Lady Justice On The Old Bailey, London

Retrospection In The Tax System

In this guest blog, Tom Wallace of WTT Consulting discusses a new piece of retrospective tax legislation which has snuck into the Chancellor’s recent budget without many people noticing.

Characteristics of a tax system

In his 1776 book The Wealth of Nations, Adam Smith agued a tax system should have four characteristics; equity, certainty, convenience, and efficiency.  Retrospective tax clearly flies in the face of certainty given that by its very nature it changes the tax treatment of an event that has already taken place.

Contrary to popular belief and perhaps the four characteristics above, there is nothing to prevent the creation of retrospective legislation, and whilst it has often been argued that retrospection is a breach of Human Rights, these arguments have been consistently rejected by the Courts.  In the main the Courts have considered retrospection to defeat tax avoidance arrangements to be in the wider public interest which outweighs the infringement of a perceived subset of the taxpaying population.

Clarifying the legislation?

Recently however we have seen a move to use retrospection to, in HMRC’s words, “clarify the legislation as it always was”.  This has included changing the legislation on opening enquiries, and the more recent revision of powers to use discovery assessments to collect the Higher Income Child Benefit Charge (HICBC).  This reasoning is at best disingenuous given that, at the time of retrospection, the Courts had already issued decisions that very clearly told HMRC that the law did not operate the way they had been using it.
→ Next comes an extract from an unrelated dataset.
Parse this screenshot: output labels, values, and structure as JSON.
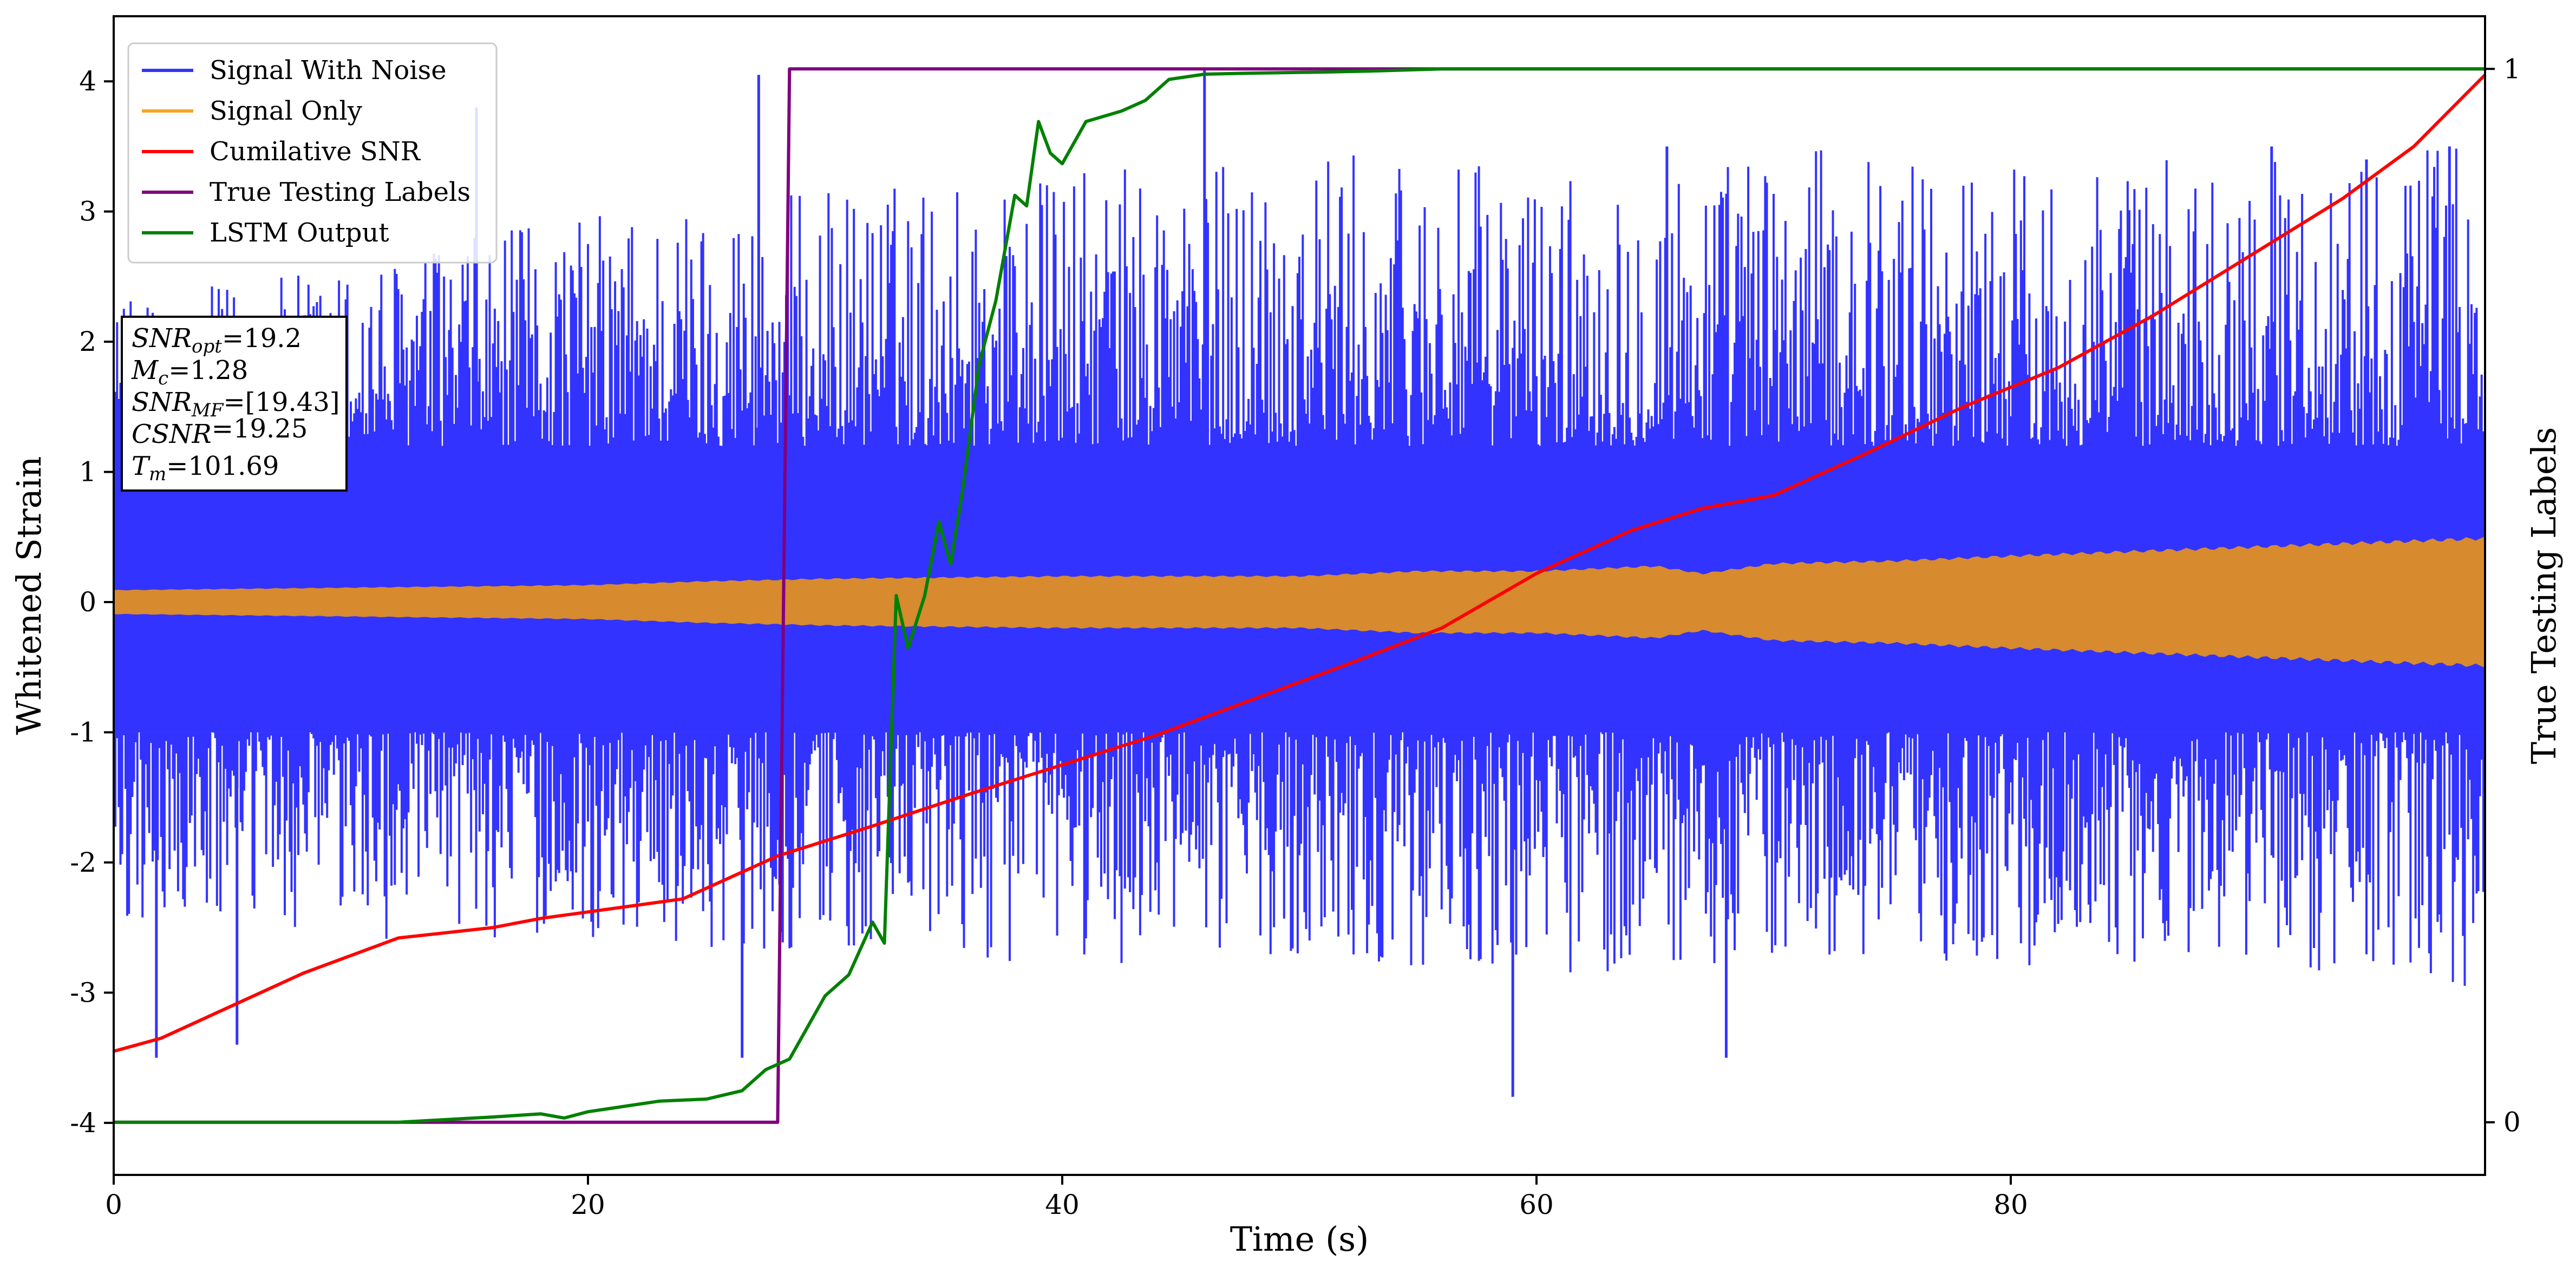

The HICBC is a charge levied on those with an adjusted net income over £50,000 where either partner is in receipt of Child Benefit.  For every £100 over that amount you are required to repay 1% of the Child Benefit received, and this should be declared using the self-assessment tax return.  For those that did not complete a return, HMRC have been using their discovery assessment powers to assess the charge as income, however the have Courts ruled that the HICB was not income and therefore the legislation could not be used to recover the underpayment.

Whilst clearly not a decision HMRC would welcome, a reasonable expectation is that they would react by amending the legislation to operate how they envisaged for the future, whilst continuing to challenge the past by pursuing their arguments to a higher Court.  Alas, they have decided instead to undermine the Courts and revise the law as to how they always wanted it to work which not only makes the Judge’s considered view annulled, but also erodes the separation of powers that the UK legal system is built on.

Ignoring “Rees Rules”

In 1978 the Government of the day implemented the so-called “Rees Rules”, named after Peter Rees MP, who had tabled a motion that retrospective legislation should only take effect from the moment it is announced in Parliament, even if not enacted until the next Finance Act.  Here however we have legislation that not only takes effect from the announcement on budget day, but goes back to when the legislation was first implemented and gives it a meaning that the Courts have said it did not have, or indeed could not be intended to have, given the HICBC did not exist at the time.

Whilst in isolation this does not affect the vast majority of taxpayers, it clearly shows that even where relatively low amounts of tax is at stake HMRC is prepared to ride roughshod over the Court’s considered view.

Quite what Adam Smith would have made of that is anyone’s guess.